Pour ce qui est de leur évolution, ils gagnerons des niveaux en même temps que vous et apprendront des techniques spontanément, au bout d'un moment, certain évolueront, mais le meilleur reste à venir! Un lieu particulier du jeu appelé la chapelle noire vous permettra de faire fusionner vos démons pour en créer de nouveaux et obtenir des sorts plus puissants,
la chasse au monstre est alors ouverte car certains démons ne sont pas facile à obtenir même si c'est juste pour les fusionner par la suite.
Les possibilités sont nombreuses car deux démons identiques au premier abord vous apporteront des techniques magies différentes.

Il existe également quelques démons rares, en particuliers certains que vous rencontrerez si vous prenez la peine d'effectuer de nombreuses étapes.
Parmi lesquels la traversée de l'enfer, dispatché sur plusieurs niveaux, et rempli de gars bien costauds, il vous permettra surtout d'avoir le droit de rencontrer les démons rares cités ci dessus.

L'évolution du héros, il sera possible de lui faire avaler une sorte de parasite qui lui attribuera des capacités particulières que vous pourrez maitriser après un bon nombre de combats et répartir dans vos techniques de combats, vu qu'elles sont limités, il faudra
bien choisir.
Enfin, petit point non négligeable, le cycle de la lune est pris en compte (pas le vrai celui du jeu), il aura une forte incidence sur les combats puisqu'il jouera sur la puissance de certains de vos coups, sur la fréquence des combats et sur la puissance de vos opposants, certains monstres ne seront disponibles qu'à certaines phases.
Les fusions seront également orientées car selon le cycle, les créatures nouvellement créées peuvent varier.




les effets de lumières sont réussits



Durée de vie: 15/20


Si vous foncez tête baissée pour boucler le scénar 40 à 50 heures vous seront nécessaires, mais si vous avez l'âme d'un
collectionneur, la durée de vie montera en flèche car ce n'est pas moins de 184 monstres qui sont disponibles dont certains
très coriaces à avoir.

La difficulté générale du jeu représente un bon challenge, mais si vous en avez le courage, vous pourrez aussi visiter les nombreux étages de l'enfer, voir allez titiller le boss le plus puissant du jeu, élu l'un des boss les plus dur de l'histoire du RPG!!!
On regrettera simplement l'absence quasi totale de quête annexe.

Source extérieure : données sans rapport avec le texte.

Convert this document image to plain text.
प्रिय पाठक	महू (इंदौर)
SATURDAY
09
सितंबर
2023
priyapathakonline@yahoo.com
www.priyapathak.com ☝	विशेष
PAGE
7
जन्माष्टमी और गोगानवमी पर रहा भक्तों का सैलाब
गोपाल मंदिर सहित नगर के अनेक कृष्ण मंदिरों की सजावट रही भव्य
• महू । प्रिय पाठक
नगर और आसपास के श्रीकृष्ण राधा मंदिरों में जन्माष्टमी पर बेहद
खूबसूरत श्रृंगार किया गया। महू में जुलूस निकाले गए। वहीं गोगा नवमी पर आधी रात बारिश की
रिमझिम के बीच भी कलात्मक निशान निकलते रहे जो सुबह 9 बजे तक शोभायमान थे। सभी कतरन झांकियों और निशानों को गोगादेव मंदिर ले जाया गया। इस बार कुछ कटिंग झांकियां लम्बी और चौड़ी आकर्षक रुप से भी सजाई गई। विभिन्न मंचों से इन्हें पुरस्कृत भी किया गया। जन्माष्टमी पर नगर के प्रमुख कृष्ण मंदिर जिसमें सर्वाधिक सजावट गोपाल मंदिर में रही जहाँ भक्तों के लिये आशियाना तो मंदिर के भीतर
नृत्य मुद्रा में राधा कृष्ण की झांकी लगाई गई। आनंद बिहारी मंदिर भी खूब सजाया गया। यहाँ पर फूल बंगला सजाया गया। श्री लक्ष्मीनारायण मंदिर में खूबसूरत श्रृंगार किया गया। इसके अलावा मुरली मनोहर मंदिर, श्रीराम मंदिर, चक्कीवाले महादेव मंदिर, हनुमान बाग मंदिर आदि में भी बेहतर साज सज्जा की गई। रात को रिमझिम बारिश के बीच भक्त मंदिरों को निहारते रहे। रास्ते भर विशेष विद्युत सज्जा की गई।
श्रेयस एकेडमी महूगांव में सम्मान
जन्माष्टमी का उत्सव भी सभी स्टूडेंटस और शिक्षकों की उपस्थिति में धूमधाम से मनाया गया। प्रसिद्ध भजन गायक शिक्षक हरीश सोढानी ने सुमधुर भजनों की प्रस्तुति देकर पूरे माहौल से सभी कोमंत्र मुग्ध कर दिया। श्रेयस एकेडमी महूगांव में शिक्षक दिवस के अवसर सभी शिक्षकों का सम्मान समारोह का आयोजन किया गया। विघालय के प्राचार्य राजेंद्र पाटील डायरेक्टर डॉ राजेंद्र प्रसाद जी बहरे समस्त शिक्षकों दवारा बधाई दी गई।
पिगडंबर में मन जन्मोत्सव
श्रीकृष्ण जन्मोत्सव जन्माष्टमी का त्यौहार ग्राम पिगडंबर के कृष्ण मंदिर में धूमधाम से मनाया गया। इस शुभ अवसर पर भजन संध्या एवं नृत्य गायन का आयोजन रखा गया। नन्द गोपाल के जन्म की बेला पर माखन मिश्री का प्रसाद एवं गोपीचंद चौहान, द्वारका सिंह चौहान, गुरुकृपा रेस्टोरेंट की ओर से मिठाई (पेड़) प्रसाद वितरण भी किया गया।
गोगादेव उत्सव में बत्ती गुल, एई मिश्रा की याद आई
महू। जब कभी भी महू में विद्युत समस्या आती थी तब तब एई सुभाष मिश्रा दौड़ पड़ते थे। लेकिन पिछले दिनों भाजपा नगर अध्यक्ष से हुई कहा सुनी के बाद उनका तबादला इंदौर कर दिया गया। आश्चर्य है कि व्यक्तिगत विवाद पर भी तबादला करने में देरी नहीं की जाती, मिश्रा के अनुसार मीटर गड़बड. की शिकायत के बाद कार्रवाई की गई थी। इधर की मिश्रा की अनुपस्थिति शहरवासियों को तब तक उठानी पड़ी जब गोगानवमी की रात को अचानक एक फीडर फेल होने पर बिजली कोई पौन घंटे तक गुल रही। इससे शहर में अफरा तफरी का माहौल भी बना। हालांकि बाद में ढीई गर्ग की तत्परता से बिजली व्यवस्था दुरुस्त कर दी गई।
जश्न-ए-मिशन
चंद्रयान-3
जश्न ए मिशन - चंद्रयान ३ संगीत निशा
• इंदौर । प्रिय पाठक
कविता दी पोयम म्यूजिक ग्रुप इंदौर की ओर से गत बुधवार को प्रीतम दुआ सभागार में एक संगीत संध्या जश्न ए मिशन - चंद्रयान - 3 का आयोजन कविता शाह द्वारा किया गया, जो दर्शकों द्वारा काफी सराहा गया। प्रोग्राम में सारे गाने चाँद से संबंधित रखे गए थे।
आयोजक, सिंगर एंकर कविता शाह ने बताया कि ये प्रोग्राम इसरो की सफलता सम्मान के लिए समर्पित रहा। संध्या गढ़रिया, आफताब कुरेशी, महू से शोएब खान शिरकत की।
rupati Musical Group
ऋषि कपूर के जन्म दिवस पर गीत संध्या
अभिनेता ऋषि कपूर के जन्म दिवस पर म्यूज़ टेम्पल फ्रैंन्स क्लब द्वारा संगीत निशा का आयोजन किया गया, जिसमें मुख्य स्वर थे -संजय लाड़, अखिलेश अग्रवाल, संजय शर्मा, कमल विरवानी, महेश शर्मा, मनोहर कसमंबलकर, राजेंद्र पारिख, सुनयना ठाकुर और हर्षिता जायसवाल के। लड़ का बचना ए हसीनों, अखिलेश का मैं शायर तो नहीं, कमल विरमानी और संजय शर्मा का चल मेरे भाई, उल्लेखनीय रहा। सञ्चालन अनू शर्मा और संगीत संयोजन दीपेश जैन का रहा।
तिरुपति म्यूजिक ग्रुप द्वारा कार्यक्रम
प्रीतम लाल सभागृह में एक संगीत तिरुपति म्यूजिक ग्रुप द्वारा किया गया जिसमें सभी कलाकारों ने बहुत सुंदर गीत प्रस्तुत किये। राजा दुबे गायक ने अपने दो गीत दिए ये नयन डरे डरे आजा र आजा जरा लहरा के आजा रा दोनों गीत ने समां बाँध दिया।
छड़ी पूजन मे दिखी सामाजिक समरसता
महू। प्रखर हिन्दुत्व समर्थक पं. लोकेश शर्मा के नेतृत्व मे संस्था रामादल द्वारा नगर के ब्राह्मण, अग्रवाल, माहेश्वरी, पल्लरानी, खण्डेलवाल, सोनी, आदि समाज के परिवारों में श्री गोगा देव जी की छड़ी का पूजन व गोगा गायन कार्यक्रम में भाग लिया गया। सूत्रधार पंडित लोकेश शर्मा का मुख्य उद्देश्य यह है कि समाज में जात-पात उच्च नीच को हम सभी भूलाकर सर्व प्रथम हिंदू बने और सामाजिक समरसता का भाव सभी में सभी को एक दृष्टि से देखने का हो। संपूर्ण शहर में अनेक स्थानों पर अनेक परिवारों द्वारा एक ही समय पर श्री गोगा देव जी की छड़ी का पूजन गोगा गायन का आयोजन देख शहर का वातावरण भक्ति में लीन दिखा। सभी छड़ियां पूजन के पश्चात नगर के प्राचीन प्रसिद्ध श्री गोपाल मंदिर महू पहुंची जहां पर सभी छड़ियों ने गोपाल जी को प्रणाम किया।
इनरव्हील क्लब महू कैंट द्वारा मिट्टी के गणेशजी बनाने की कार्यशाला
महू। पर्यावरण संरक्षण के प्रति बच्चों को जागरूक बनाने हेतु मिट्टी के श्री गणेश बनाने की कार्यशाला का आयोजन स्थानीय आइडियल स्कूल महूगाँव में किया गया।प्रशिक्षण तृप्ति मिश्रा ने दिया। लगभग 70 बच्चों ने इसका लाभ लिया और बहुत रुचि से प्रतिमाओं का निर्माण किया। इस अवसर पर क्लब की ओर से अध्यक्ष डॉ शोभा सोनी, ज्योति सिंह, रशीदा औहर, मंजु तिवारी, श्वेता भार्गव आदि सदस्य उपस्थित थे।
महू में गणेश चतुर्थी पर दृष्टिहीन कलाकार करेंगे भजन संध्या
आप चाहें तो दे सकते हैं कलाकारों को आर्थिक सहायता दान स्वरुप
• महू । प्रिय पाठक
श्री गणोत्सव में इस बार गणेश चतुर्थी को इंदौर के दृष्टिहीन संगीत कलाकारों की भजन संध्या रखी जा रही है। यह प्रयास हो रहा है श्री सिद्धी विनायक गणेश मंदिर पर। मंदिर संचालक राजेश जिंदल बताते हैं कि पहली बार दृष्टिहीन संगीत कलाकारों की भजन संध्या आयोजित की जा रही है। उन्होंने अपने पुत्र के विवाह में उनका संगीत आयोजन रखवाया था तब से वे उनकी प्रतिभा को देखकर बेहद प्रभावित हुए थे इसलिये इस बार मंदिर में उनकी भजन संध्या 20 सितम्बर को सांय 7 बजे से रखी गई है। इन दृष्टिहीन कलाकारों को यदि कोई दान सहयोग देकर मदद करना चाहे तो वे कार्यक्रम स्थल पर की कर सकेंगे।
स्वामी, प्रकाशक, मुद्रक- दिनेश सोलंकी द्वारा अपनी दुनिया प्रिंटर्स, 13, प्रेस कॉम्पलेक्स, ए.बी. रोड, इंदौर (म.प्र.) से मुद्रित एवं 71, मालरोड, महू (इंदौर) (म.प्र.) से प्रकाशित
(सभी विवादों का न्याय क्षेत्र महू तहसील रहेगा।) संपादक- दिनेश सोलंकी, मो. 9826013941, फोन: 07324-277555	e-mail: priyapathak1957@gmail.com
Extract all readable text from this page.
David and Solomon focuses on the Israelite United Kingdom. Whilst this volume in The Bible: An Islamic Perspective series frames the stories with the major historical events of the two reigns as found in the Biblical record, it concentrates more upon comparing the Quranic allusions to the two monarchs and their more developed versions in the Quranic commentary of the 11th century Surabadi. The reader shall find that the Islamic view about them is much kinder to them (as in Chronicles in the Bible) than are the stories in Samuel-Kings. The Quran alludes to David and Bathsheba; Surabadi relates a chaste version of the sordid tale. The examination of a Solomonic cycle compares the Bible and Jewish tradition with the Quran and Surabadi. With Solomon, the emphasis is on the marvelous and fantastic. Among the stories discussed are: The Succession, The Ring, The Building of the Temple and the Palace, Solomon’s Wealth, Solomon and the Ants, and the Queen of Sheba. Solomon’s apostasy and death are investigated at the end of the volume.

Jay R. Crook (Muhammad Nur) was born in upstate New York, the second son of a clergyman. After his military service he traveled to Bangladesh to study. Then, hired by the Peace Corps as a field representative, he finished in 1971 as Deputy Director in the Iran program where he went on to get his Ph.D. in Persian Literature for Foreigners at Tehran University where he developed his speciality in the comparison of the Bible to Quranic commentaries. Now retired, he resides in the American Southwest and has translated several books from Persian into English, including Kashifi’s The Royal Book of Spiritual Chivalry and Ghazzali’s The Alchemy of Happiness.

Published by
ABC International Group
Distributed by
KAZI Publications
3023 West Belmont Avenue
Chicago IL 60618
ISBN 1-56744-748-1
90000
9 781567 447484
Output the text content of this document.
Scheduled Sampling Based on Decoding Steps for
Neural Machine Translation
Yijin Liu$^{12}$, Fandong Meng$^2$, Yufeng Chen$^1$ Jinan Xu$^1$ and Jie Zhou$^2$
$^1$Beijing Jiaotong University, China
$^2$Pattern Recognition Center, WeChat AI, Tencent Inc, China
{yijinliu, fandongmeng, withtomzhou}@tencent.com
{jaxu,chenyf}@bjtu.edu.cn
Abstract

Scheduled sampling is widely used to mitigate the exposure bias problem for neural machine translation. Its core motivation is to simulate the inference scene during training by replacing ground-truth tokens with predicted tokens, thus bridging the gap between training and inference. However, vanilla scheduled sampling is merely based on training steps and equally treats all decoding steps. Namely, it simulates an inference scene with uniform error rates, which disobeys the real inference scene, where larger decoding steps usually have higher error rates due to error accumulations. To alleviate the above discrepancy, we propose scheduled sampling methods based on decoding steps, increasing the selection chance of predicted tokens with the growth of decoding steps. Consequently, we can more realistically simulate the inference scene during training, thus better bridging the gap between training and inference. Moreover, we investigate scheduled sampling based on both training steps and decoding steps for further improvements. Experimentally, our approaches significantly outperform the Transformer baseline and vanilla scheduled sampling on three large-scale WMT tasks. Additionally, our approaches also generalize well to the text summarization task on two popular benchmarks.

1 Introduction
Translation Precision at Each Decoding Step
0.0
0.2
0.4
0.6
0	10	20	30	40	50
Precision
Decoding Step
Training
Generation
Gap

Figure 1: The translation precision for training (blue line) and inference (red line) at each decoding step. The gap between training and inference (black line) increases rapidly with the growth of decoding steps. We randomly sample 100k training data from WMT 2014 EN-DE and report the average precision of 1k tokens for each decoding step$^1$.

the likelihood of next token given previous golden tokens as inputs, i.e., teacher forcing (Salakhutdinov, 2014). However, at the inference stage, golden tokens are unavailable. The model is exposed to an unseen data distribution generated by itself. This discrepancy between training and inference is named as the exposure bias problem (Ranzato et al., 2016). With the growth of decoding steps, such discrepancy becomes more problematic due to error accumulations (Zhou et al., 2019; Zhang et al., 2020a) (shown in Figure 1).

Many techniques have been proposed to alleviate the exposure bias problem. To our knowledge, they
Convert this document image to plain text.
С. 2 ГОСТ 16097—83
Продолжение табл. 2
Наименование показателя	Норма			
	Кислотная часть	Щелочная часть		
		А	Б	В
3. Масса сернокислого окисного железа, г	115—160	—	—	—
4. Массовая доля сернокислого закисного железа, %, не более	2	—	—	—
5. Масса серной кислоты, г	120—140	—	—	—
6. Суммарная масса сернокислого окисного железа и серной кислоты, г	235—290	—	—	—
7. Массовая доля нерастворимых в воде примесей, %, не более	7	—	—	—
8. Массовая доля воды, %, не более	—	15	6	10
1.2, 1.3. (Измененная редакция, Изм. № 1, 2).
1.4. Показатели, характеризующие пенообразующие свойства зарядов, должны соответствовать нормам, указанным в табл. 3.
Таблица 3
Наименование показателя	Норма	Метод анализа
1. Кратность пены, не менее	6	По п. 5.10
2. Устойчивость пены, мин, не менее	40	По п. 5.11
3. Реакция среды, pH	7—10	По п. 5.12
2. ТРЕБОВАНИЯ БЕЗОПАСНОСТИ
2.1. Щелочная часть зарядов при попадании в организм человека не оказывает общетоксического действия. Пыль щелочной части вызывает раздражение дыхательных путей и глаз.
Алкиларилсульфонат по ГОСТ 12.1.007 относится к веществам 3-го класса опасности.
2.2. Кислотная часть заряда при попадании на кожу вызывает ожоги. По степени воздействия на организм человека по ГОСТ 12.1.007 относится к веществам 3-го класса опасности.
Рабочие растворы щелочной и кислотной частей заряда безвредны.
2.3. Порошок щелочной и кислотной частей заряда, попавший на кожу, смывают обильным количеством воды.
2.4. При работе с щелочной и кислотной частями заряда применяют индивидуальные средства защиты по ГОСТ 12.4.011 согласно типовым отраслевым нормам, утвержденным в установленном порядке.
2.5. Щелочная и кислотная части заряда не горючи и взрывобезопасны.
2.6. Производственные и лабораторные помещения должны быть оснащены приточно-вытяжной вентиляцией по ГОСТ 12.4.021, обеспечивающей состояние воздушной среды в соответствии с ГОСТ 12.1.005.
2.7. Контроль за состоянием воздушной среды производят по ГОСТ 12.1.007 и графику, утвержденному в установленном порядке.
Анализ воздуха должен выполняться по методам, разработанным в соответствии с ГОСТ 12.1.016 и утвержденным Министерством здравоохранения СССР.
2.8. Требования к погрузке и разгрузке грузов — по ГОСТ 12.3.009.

Dante vous rejoint à partir d'un point avancé du jeu, mais celà va t-il suffire à battre ce boss???



Note finale : 17/20


Pour ce premier pas dans le vieux continent, la série megaten nous apporte un joli épisode, profond, poussif et complet, Lucifer's call représente l'un des meilleurs RPG de la PS2.

Il représente un vrai challenge même pour les habitués du genre et ça c'est bien!!!!

Cependant le style peut parfois paraître trop « bizarre » et rebutera certains, tout autant que le système de combat quelque peu archaïque.